Closed Narua2010 closed 2 years ago
the same question. I adjusted the batch size and learning rate, but 'nan issue' still occured.
I debugged around a bit. When I train with the CPU it runs through without problems. Only on the GPU does the error appear. However, here from the beginning the results are not usable, which makes me think that either CUDA is doing a problem or I'm overlooking some settings that could fix the problem.
I would be very happy if someone could help me with the settings.
I have updated all Conda dependencies and now the AI runs through successfully on the GPU. In addition, I had to adjust some places in the code as they were overhauled with the newer versions.
Thanks a lot! My GPU is [NVIDIA GeForce RTX 3050 Ti Laptop GPU]. I changed CUDA from version 11 to 10.2 and download the corresponding 'torch' package, then the codes run through without Nan problem!
Hi, I have the same problem, can I fix it without lowering the CUDA version?
This is an interesting issue. So it only happened for CUDA 11? @SsnL @taesungp any thoughts?
IIRC, there were some issues with certain pytorch versions and CUDA 11.0. Glad to know it works for 10.2. Another thing to try is to use the latest PyTorch with supported CUDA version.

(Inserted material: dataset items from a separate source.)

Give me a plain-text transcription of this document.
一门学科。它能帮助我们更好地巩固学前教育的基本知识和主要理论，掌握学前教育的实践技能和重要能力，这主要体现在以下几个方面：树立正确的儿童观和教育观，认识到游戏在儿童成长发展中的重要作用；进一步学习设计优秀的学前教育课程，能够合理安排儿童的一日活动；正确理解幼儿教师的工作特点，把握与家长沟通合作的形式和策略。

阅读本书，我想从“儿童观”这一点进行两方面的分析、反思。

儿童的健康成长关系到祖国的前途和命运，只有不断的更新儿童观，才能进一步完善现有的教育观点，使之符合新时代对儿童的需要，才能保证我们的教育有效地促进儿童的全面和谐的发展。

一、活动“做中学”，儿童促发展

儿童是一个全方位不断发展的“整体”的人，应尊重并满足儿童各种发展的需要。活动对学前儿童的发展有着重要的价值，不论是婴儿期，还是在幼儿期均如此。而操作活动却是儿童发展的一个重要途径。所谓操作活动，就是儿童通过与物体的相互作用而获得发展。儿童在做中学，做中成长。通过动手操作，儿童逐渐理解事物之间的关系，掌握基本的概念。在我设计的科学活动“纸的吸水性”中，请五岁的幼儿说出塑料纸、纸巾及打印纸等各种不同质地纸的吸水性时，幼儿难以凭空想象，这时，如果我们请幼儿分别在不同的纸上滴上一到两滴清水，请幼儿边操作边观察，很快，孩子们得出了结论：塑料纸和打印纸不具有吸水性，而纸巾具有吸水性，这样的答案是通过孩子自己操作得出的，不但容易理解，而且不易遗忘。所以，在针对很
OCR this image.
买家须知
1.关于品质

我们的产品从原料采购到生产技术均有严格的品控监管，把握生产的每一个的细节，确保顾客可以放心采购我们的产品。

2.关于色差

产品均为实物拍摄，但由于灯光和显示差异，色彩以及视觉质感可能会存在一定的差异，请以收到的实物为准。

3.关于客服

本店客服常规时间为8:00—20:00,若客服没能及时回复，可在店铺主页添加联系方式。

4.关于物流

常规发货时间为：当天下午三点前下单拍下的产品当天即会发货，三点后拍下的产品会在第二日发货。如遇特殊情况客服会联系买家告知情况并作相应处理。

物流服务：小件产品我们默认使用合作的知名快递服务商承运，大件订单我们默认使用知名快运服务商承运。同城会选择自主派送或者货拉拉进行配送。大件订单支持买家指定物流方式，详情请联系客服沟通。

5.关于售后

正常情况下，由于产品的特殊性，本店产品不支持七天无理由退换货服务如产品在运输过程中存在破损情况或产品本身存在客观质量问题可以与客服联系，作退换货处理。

When I train with pix2pix, I always get "NaN" as return value after some epochs. I have tested it with my own datasets as well as with the facades dataset. However, I always got the same error.
After searching for it, I found that I should adjust the learning rate. After that the test ran longer, but after a while the same error occurred.
I really don't know what the losses of G_GAN, G_L1, D_real and D_fake are due to during training.